Sierra Leone's President Bai Koroma (centre) arrives for the inaugural address of Liberian President Ellen Johnson Sirleaf on January 16, 2012 in Monrovia. In Freetown, a coalition of women are up against political mischief ahead of the country's elections later in the year.
A coalition of Sierra Leone women groups plan to stage a march to push for better security in the country.
The women singled out the government for failing in its responsibilities to maintain peace during political rallies.
“Our political leaders are a disgrace,” Yasmin Jusu-Sheriff, one of Sierra Leone's leading women activists, said.
The announcement by the All Political Parties Women's Association was a response to the latest political violence that saw rival political parties clash during a recent by-election in Freetown. The incident left four people injured after police were forced to use teargas and live bullets to disperse unruly youth who were armed with knives, machetes and other weapons.
So far, the violence has been blamed on the two main political parties – the ruling All Peoples Congress (APC) and the opposition Sierra Leone Peoples Party (SLPP), which won the local council by-election.
The Wednesday announcement of the protest coincided with the 10th anniversary of the end of the bloody 11-year Sierra Leonean civil war. In the last decade, the country's fragile peace process has been threatened by recurrence of violence especially instigated by politicians.

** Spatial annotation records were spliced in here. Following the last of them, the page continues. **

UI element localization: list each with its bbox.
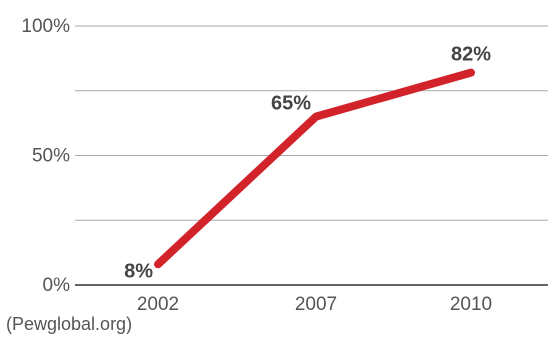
data-label: 8% [124,260,153,282]
x-axis-ticks: 2002 2007 2010 [137,294,492,315]
y-axis-ticks: 0% 50% 100% [21,16,70,296]
gridlines [75,25,548,286]
source-note: (Pewglobal.org) [6,314,133,334]
data-labels: 8% 65% 82% [124,44,491,283]
y-tick-label: 100% [21,16,70,37]
data-label: 65% [271,93,311,115]
data-label: 82% [451,44,491,66]
y-tick-label: 50% [32,146,70,167]
series [154,68,475,269]
x-tick-label: 2002 [137,294,179,315]
series-line [154,68,475,269]
x-tick-label: 2007 [295,294,337,315]
y-tick-label: 0% [43,275,71,296]
x-tick-label: 2010 [450,294,492,315]
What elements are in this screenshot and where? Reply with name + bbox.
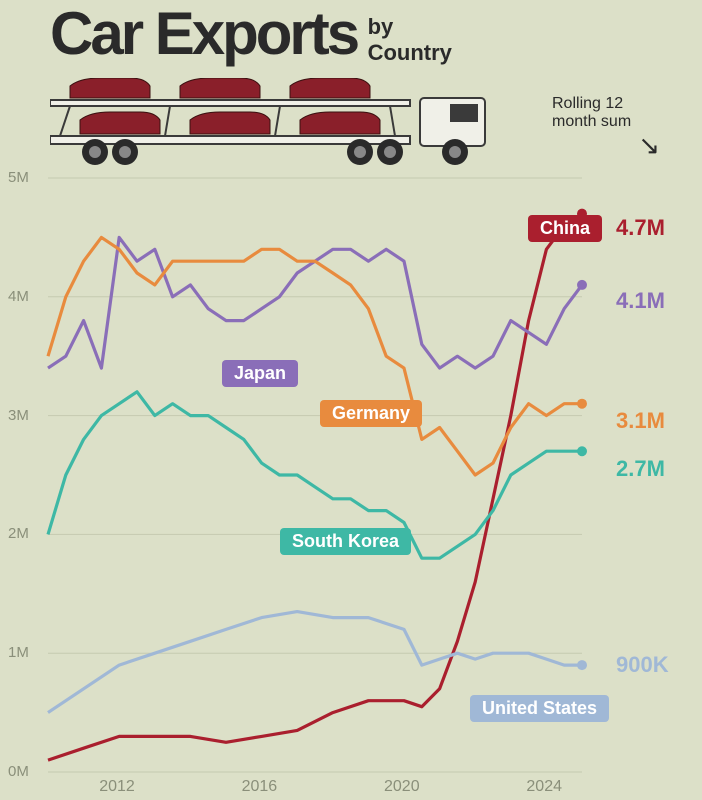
title-main: Car Exports (50, 0, 357, 67)
y-tick-label: 0M (8, 763, 29, 780)
series-label-japan: Japan (222, 360, 298, 387)
series-label-united-states: United States (470, 695, 609, 722)
x-tick-label: 2024 (526, 778, 562, 796)
end-label-south-korea: 2.7M (616, 456, 665, 482)
x-tick-label: 2020 (384, 778, 420, 796)
title-country: Country (368, 40, 452, 66)
series-line-germany (48, 237, 582, 475)
title-by: by (368, 14, 452, 40)
y-tick-label: 3M (8, 407, 29, 424)
end-label-germany: 3.1M (616, 408, 665, 434)
x-tick-label: 2016 (242, 778, 278, 796)
subtitle-text: Rolling 12 month sum (552, 95, 631, 130)
series-line-japan (48, 237, 582, 368)
series-label-germany: Germany (320, 400, 422, 427)
y-tick-label: 4M (8, 288, 29, 305)
truck-illustration (50, 78, 510, 168)
y-tick-label: 1M (8, 644, 29, 661)
y-tick-label: 5M (8, 169, 29, 186)
chart: 0M 1M 2M 3M 4M 5M 2012 2016 2020 2024 China 4.7M Jap… (0, 160, 702, 800)
end-label-japan: 4.1M (616, 288, 665, 314)
end-label-china: 4.7M (616, 215, 665, 241)
end-label-united-states: 900K (616, 652, 669, 678)
x-tick-label: 2012 (99, 778, 135, 796)
series-label-china: China (528, 215, 602, 242)
series-label-south-korea: South Korea (280, 528, 411, 555)
subtitle-arrow: ↘ (638, 130, 660, 161)
subtitle: Rolling 12 month sum (552, 95, 672, 131)
y-tick-label: 2M (8, 525, 29, 542)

In addition to condemnation, the women issued a number of recommendations among them an overhaul of the powers of the National Electoral Commission (NEC) and the Political Parties Registration Commission (PPRC) to enable them deal with election issues without the interference of politicians.
On Monday, the NEC chairperson, Dr Christiana Thorpe, issued a strongly-worded statement condemning politicians for the Freetown violence.
“If political violence happens I will blame it on APC and I will blame it on SLPP. If they want peaceful elections they should talk to their supporters,” Dr Thorpe said.
Sierra Leonean women are particularly concerned that violence could deter them from participating in next November's elections.